While the group handled legal issues with a smart solution, other obstacles can’t be easily resolved. “There are several challenges such as maintaining the hygiene and making arrangements to provide basic necessities to the homeless. These things cannot be done by force and it needs an innate motivation to help the needy, undeterred by the constraints or even resistance from the shelter inmates in some cases,” says Sanjay Kumar, deputy director at AAA.
The biggest problem remains that of finance. Though many have applauded their efforts, there is little or no outside help from any organisation. The group had also approached many dispensaries and even pharmaceutical manufacturers to avail medicines at cheaper rate, but they got a negative response from all of them. As such, the people involved in this initiative are putting in their money for getting the medicines required for the treatment of the homeless and the others, as well as for their food, clothing and shelter.
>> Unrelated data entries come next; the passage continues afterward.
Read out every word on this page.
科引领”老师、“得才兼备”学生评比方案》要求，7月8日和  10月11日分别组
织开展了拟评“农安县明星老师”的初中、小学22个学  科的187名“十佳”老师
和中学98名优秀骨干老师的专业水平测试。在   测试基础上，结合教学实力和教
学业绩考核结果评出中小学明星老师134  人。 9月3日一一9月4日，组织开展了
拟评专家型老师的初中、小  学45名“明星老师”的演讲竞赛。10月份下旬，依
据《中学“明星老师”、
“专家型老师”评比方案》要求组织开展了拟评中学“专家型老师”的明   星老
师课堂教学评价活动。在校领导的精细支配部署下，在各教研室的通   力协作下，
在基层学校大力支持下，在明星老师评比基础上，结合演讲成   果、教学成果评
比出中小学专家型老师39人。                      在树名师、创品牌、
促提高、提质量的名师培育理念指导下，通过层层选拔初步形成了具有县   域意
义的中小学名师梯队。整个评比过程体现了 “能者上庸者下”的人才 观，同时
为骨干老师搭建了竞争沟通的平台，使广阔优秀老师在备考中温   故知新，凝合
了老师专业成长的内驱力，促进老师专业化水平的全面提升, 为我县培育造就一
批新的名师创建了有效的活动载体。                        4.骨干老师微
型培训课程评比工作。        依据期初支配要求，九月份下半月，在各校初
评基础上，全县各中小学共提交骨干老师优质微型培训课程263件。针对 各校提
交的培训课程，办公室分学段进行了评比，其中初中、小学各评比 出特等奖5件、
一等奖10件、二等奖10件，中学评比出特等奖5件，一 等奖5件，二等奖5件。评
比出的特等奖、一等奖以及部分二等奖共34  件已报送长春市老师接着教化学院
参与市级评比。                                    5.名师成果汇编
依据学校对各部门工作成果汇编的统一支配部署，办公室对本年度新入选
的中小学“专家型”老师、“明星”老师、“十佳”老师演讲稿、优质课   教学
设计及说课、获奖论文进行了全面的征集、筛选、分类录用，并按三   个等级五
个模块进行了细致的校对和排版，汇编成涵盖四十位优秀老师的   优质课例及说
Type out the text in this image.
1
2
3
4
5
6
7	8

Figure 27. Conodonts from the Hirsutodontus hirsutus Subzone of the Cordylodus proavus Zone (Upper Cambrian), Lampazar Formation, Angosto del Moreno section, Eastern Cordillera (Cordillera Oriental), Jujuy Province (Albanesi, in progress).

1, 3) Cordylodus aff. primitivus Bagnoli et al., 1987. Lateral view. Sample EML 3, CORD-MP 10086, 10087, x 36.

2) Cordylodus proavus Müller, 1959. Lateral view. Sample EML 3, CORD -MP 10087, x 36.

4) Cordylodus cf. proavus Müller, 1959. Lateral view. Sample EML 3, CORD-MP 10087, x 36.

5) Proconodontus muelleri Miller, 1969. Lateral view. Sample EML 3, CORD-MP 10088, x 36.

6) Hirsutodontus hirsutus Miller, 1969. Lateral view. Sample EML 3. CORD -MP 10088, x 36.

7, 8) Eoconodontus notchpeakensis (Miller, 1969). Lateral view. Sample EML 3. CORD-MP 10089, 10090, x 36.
Such an initiative becomes hard to follow up after some time because of the large demand, but very little capacity to address the issue.
Aashray Adhikar Abhiyan, which is currently running about 30 shelters for tribals, homeless and children, argues that many of the financing agencies and even the government initiatives are having a capitalist approach in their thought. – they are willing to finance only those social activist organisation that can make any profit or can help co-opt dissent.
The initiative is giving a new lease of life to the countless homeless and those suffering from mental illness, by caring for them and curing them. Most importantly, this is being done by involving the local community and is furthered by those who have already gone through these rough phases in life and have overcome them.
The very basic of our social life as humans is the mutual support that is offered by people to each other, especially by our families. These people, who are not offered this kind of emotional support by their families or don’t have them, end up relapsing into depression, anxiety, substance abuse and other mental illnesses. Here, they become each other’s support system. Such initiatives need to be aided and applauded for their efforts.